Grace When We Fall



When I was a little guy, I was playing in the backyard in the country. There before me, I saw the ladder to the hayloft that I was never supposed to climb. I was a little tow-headed four year old, but, as with things that we aren't supposed to do, I kept giving my attention on that ladder. I had all the other fun things that I was allowed to play with. There were balls, bikes, swings, and a yard that seemed totally massive to a little guy like me. But that ladder is what I wanted. Up there, at the top of that ladder, I knew I would find the perfect fun that was eluding me down here. Isn't that the lie that sin always tells us? On the other side of that wrong decision will be better days. That desire we are longing for can only be fulfilled if we cave just a little bit or for only a little while on this wrong thing.

One of favorite Christian musicians, Derek Webb, had an affair last year and published a telling confession a few days back on the Internet. His story seems to go the same way as the ladder but a little more consequential. He bought into the lie that on the other side of the affair would be the love he was looking for. Life would be better. He would finally feel complete. This last week, he wrote a confession and posted it online. In it he said,
"i was a fool. i believed lies, which led me to tell lies....what you think you want, what you think you can have, is not real, and you’ll lose real things pursuing it. as an unfortunately and extremely reliable source, please believe me."

I eventually gave in and climbed that ladder to the hayloft. Near the top, my young, small hands missed a rung, and I fell. Tumbling down, back toward the shadows, smashing my head on a wooden beam and busting my head open. Laying there, broken and bloody, I eventually found the strength to get up and head back to the house for help. 

This is the way of sin. It breaks. It destroys. It harms.

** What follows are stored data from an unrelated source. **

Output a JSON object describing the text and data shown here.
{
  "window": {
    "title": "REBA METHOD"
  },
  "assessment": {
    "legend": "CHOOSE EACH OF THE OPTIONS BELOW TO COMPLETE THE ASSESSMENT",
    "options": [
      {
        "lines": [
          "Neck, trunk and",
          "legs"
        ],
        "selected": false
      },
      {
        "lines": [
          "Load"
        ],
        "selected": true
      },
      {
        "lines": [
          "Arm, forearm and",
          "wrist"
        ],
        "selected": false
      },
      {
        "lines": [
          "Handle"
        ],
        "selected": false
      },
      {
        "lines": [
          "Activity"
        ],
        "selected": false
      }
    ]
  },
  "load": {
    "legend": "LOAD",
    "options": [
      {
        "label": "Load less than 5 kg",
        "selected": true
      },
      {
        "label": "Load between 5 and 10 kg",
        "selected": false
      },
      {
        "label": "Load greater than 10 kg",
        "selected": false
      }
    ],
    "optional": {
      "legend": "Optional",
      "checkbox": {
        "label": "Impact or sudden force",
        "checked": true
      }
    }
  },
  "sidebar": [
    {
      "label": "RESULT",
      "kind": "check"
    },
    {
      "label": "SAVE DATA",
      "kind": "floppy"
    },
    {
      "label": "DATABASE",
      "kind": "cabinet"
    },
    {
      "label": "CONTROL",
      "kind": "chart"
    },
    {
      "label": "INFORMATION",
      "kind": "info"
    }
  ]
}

My words to my mom when I saw her, blood running down my face, was "I lost my shoe." Somehow, in the fall, my shoe had fallen off, and I was in no state to find it. I thought she would be mad at me for breaking a rule and losing my shoe. Instead, she saw her four year old all bloody. She reached out to help and love me.

This is the way of God.

Grace doesn't always make things physically better. I still had a cut on my head and blood running down my face. I still had a concussion, a massive headache, would need stitches, and would vomit. Some mistakes carry with them consequences that don't go away here on earth. That's just not the way that grace works. And that's why sin is so dangerous. It always causes consequences spiritually, and often physically, that just don't go away. But grace says, "I love you anyway." Grace says, "You don't have to hide what you did to have my love." You can go on from here and still live life to the fullest.

On the other hand, if you keep hiding in the barn, covered in your own blood - the mistake of your sin - seeking for your own shoe trying to make things right yourself - you won't get the healing you need. And I think a lot of our sin is like that. Our society tells us that we won't get grace and the we should be independent and fix it ourselves, so we keep it hidden. We wrestle with it alone. We want to fix it ourselves. But when we go back to God like I went back to my mom, grace wraps her arms around us, lets us cry on her shoulder, and says that, "It is going to be okay. It may not be the same, but it is going to be okay. I still have something in store for you. I love you."